Thanks for responding @kelly. It’s not clear to me what nodes are responsible for what when it comes to reflections, but here’s the topology:
1 master node
3 coordinator nodes
3 executor nodes
All are running in Docker containers on ECS, using host networking. Each has a local EBS volume and a shared EFS attached.
master, coordinator, and executor nodes all have the same paths in dremio.conf:
paths: {
local: "/host", # /host is a Docker volume that points to the local EBS volume
dist: "pdfs:///share", # /share is a Docker volume that points to the shared EFS drive
db: "pdfs:///share/db",
accelerator: "pdfs:///share/accelerator",
downloads: "pdfs:///share/downloads",
uploads: "pdfs:///share/downloads",
results: "pdfs:///share/results",
scratch: "pdfs:///share/scratch"
}
It wasn’t clear to me based on the docs which nodes should utilize distributed storage and which shouldn’t. This https://docs.dremio.com/deployment/distributed-storage.html only talks about configuring the different distributed storage types. I’m also not clear on how service discovery works in Dremio, and how nodes are discovering each other.

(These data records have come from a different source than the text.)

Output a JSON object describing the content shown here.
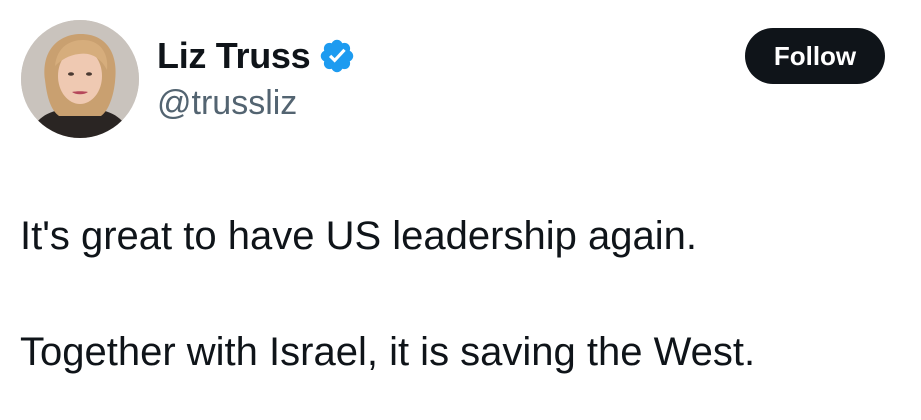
{
  "author": {
    "display_name": "Liz Truss",
    "handle": "@trussliz",
    "verified": true,
    "avatar_icon": "profile-photo",
    "verified_icon": "verified-badge-icon",
    "verified_color": "#1d9bf0"
  },
  "actions": {
    "follow_label": "Follow"
  },
  "tweet": {
    "paragraphs": [
      "It's great to have US leadership again.",
      "Together with Israel, it is saving the West."
    ]
  },
  "colors": {
    "text": "#0f1419",
    "secondary_text": "#536471",
    "button_bg": "#0f1419",
    "button_text": "#ffffff",
    "background": "#ffffff"
  }
}
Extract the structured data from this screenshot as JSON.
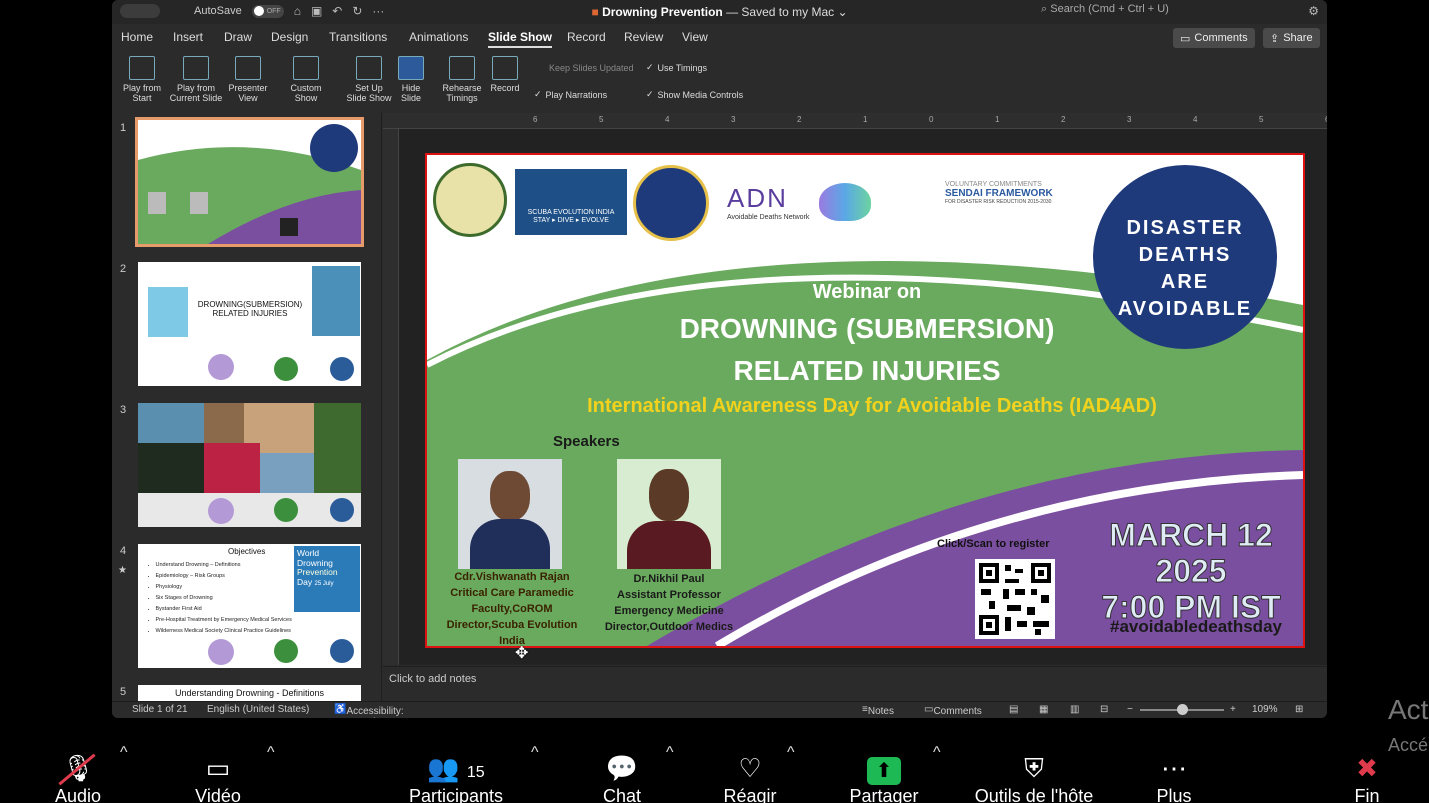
{
  "titlebar": {
    "autosave": "AutoSave",
    "toggle": "OFF",
    "doc_title": "Drowning Prevention",
    "doc_status": " — Saved to my Mac",
    "search_placeholder": "Search (Cmd + Ctrl + U)"
  },
  "tabs": [
    "Home",
    "Insert",
    "Draw",
    "Design",
    "Transitions",
    "Animations",
    "Slide Show",
    "Record",
    "Review",
    "View"
  ],
  "active_tab": "Slide Show",
  "buttons": {
    "comments": "Comments",
    "share": "Share"
  },
  "ribbon": {
    "play_from_start": [
      "Play from",
      "Start"
    ],
    "play_from_current": [
      "Play from",
      "Current Slide"
    ],
    "presenter_view": [
      "Presenter",
      "View"
    ],
    "custom_show": [
      "Custom",
      "Show"
    ],
    "setup_show": [
      "Set Up",
      "Slide Show"
    ],
    "hide_slide": [
      "Hide",
      "Slide"
    ],
    "rehearse": [
      "Rehearse",
      "Timings"
    ],
    "record": "Record",
    "keep_updated": "Keep Slides Updated",
    "use_timings": "Use Timings",
    "play_narrations": "Play Narrations",
    "show_media_controls": "Show Media Controls"
  },
  "ruler_marks": [
    "6",
    "5",
    "4",
    "3",
    "2",
    "1",
    "0",
    "1",
    "2",
    "3",
    "4",
    "5",
    "6"
  ],
  "thumbnails": [
    {
      "num": "1"
    },
    {
      "num": "2",
      "title": "DROWNING(SUBMERSION)\nRELATED INJURIES"
    },
    {
      "num": "3"
    },
    {
      "num": "4",
      "title": "Objectives",
      "bullets": [
        "Understand Drowning – Definitions",
        "Epidemiology – Risk Groups",
        "Physiology",
        "Six Stages of Drowning",
        "Bystander First Aid",
        "Pre-Hospital Treatment by Emergency Medical Services",
        "Wilderness Medical Society Clinical Practice Guidelines"
      ],
      "badge": [
        "World",
        "Drowning",
        "Prevention",
        "Day",
        "25 July"
      ]
    },
    {
      "num": "5",
      "title": "Understanding Drowning - Definitions"
    }
  ],
  "slide": {
    "webinar_on": "Webinar on",
    "title1": "DROWNING (SUBMERSION)",
    "title2": "RELATED INJURIES",
    "subtitle": "International Awareness Day for Avoidable Deaths (IAD4AD)",
    "speakers_label": "Speakers",
    "speaker1": [
      "Cdr.Vishwanath Rajan",
      "Critical Care Paramedic",
      "Faculty,CoROM",
      "Director,Scuba Evolution",
      "India"
    ],
    "speaker2": [
      "Dr.Nikhil Paul",
      "Assistant Professor",
      "Emergency Medicine",
      "Director,Outdoor Medics"
    ],
    "scan": "Click/Scan to register",
    "date": "MARCH 12 2025",
    "time": "7:00 PM IST",
    "hashtag": "#avoidabledeathsday",
    "badge": [
      "DISASTER",
      "DEATHS",
      "ARE",
      "AVOIDABLE"
    ],
    "scuba_line": "SCUBA EVOLUTION INDIA",
    "scuba_sub": "STAY ▸ DIVE ▸ EVOLVE",
    "adn": "Avoidable Deaths Network",
    "vc": "VOLUNTARY COMMITMENTS",
    "sendai": "SENDAI FRAMEWORK",
    "sendai_sub": "FOR DISASTER RISK REDUCTION 2015-2030"
  },
  "notes_placeholder": "Click to add notes",
  "status": {
    "slide": "Slide 1 of 21",
    "language": "English (United States)",
    "accessibility": "Accessibility: Investigate",
    "notes": "Notes",
    "comments": "Comments",
    "zoom": "109%"
  },
  "zoom_bar": {
    "audio": "Audio",
    "video": "Vidéo",
    "participants": "Participants",
    "participants_count": "15",
    "chat": "Chat",
    "react": "Réagir",
    "share": "Partager",
    "host_tools": "Outils de l'hôte",
    "more": "Plus",
    "end": "Fin"
  },
  "watermark": [
    "Act",
    "Accé"
  ],
  "colors": {
    "green": "#6aaa5e",
    "purple": "#7b4fa0",
    "navy": "#1f3a7a",
    "yellow": "#f2d21c",
    "share_green": "#1db954",
    "end_red": "#e03b4c"
  }
}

Also, if you tell us more about your deployment we may be able to weigh in on the number of coordinators/executors you have configured. There may be a better use of resources, or maybe you’ve got it all figured out.
My assumption (untested, unverified, just a hunch) was that latency would be a problem if storing reflections on S3, vs a NAS. I can certainly try S3 though.

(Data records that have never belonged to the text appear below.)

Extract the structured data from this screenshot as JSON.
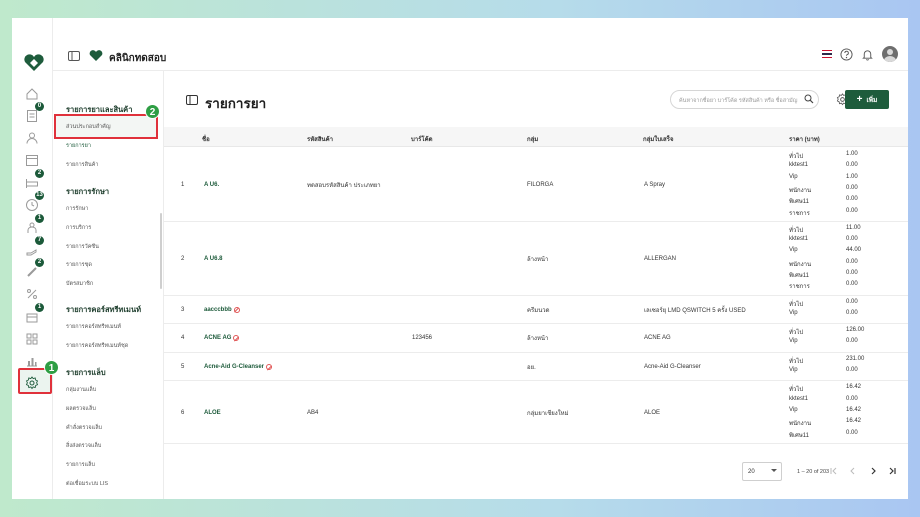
{
  "app": {
    "clinic_name": "คลินิกทดสอบ",
    "logo_color": "#1e5c3c"
  },
  "rail": {
    "icons": [
      {
        "name": "home-icon",
        "badge": ""
      },
      {
        "name": "document-icon",
        "badge": "0"
      },
      {
        "name": "user-icon",
        "badge": ""
      },
      {
        "name": "calendar-icon",
        "badge": ""
      },
      {
        "name": "bed-icon",
        "badge": "2"
      },
      {
        "name": "clock-icon",
        "badge": "13"
      },
      {
        "name": "person-icon",
        "badge": "1"
      },
      {
        "name": "hand-icon",
        "badge": "7"
      },
      {
        "name": "syringe-icon",
        "badge": "2"
      },
      {
        "name": "percent-icon",
        "badge": ""
      },
      {
        "name": "box-icon",
        "badge": "1"
      },
      {
        "name": "grid-icon",
        "badge": ""
      },
      {
        "name": "bar-chart-icon",
        "badge": ""
      },
      {
        "name": "settings-icon",
        "badge": ""
      }
    ],
    "step_1": "1"
  },
  "subnav": {
    "sections": [
      {
        "title": "รายการยาและสินค้า",
        "items": [
          "ส่วนประกอบสำคัญ",
          "รายการยา",
          "รายการสินค้า"
        ]
      },
      {
        "title": "รายการรักษา",
        "items": [
          "การรักษา",
          "การบริการ",
          "รายการวัคซีน",
          "รายการชุด",
          "บัตรสมาชิก"
        ]
      },
      {
        "title": "รายการคอร์สทรีทเมนท์",
        "items": [
          "รายการคอร์สทรีทเมนท์",
          "รายการคอร์สทรีทเมนท์ชุด"
        ]
      },
      {
        "title": "รายการแล็บ",
        "items": [
          "กลุ่มงานแล็บ",
          "ผลตรวจแล็บ",
          "คำสั่งตรวจแล็บ",
          "สิ่งส่งตรวจแล็บ",
          "รายการแล็บ",
          "ต่อเชื่อมระบบ LIS"
        ]
      }
    ],
    "step_2": "2"
  },
  "main": {
    "title": "รายการยา",
    "search_placeholder": "ค้นหาจากชื่อยา บาร์โค้ด รหัสสินค้า หรือ ชื่อสามัญ",
    "add_label": "เพิ่ม",
    "columns": [
      "ชื่อ",
      "รหัสสินค้า",
      "บาร์โค้ด",
      "กลุ่ม",
      "กลุ่มใบเสร็จ",
      "ราคา (บาท)"
    ],
    "rows": [
      {
        "no": "1",
        "name": "A U6.",
        "banned": false,
        "code": "ทดสอบรหัสสินค้า ประเภทยา",
        "barcode": "",
        "group": "FILORGA",
        "receipt_group": "A Spray",
        "prices": [
          [
            "ทั่วไป",
            "1.00"
          ],
          [
            "kktest1",
            "0.00"
          ],
          [
            "Vip",
            "1.00"
          ],
          [
            "พนักงาน",
            "0.00"
          ],
          [
            "พิเศษ11",
            "0.00"
          ],
          [
            "ราชการ",
            "0.00"
          ]
        ]
      },
      {
        "no": "2",
        "name": "A U6.8",
        "banned": false,
        "code": "",
        "barcode": "",
        "group": "ล้างหน้า",
        "receipt_group": "ALLERGAN",
        "prices": [
          [
            "ทั่วไป",
            "11.00"
          ],
          [
            "kktest1",
            "0.00"
          ],
          [
            "Vip",
            "44.00"
          ],
          [
            "พนักงาน",
            "0.00"
          ],
          [
            "พิเศษ11",
            "0.00"
          ],
          [
            "ราชการ",
            "0.00"
          ]
        ]
      },
      {
        "no": "3",
        "name": "aacccbbb",
        "banned": true,
        "code": "",
        "barcode": "",
        "group": "ครีมนวด",
        "receipt_group": "เลเซอร์ยุ LMD QSWITCH 5 ครั้ง USED",
        "prices": [
          [
            "ทั่วไป",
            "0.00"
          ],
          [
            "Vip",
            "0.00"
          ]
        ]
      },
      {
        "no": "4",
        "name": "ACNE AG",
        "banned": true,
        "code": "",
        "barcode": "123456",
        "group": "ล้างหน้า",
        "receipt_group": "ACNE AG",
        "prices": [
          [
            "ทั่วไป",
            "126.00"
          ],
          [
            "Vip",
            "0.00"
          ]
        ]
      },
      {
        "no": "5",
        "name": "Acne-Aid G-Cleanser",
        "banned": true,
        "code": "",
        "barcode": "",
        "group": "อย.",
        "receipt_group": "Acne-Aid G-Cleanser",
        "prices": [
          [
            "ทั่วไป",
            "231.00"
          ],
          [
            "Vip",
            "0.00"
          ]
        ]
      },
      {
        "no": "6",
        "name": "ALOE",
        "banned": false,
        "code": "AB4",
        "barcode": "",
        "group": "กลุ่มยาเชียงใหม่",
        "receipt_group": "ALOE",
        "prices": [
          [
            "ทั่วไป",
            "16.42"
          ],
          [
            "kktest1",
            "0.00"
          ],
          [
            "Vip",
            "16.42"
          ],
          [
            "พนักงาน",
            "16.42"
          ],
          [
            "พิเศษ11",
            "0.00"
          ]
        ]
      }
    ],
    "page_size": "20",
    "page_info": "1 – 20 of 203"
  }
}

Our goal is very simple: analytic queries must respond in under a second. We have a moving window of a year’s worth of data that we need to query in an ad hoc fashion. We have a table of about 550M posts, and about 50M profiles that will need to be joined. There may be join tables to denormalize things like hash tags associated with a post, but I haven’t gotten that far yet with Dremio.
So whatever hardware, topology, or configurations we need to make to meet that sub second query goal happen, we’re all ears!
Sounds like the data can be partitioned by time? In what increment does your yearly window move? Daily, weekly, monthly?
1.5 will have some important features that I think may be useful for your use case, and that’s coming pretty soon. Meanwhile, I think that if you try using S3 to store your reflections instead of EFS, that’s worth trying. Also, I think you’ll want to create one or more aggregation reflections to support your group by queries. You may not need raw reflections at all if all queries are group by, but we can explore that as you get going.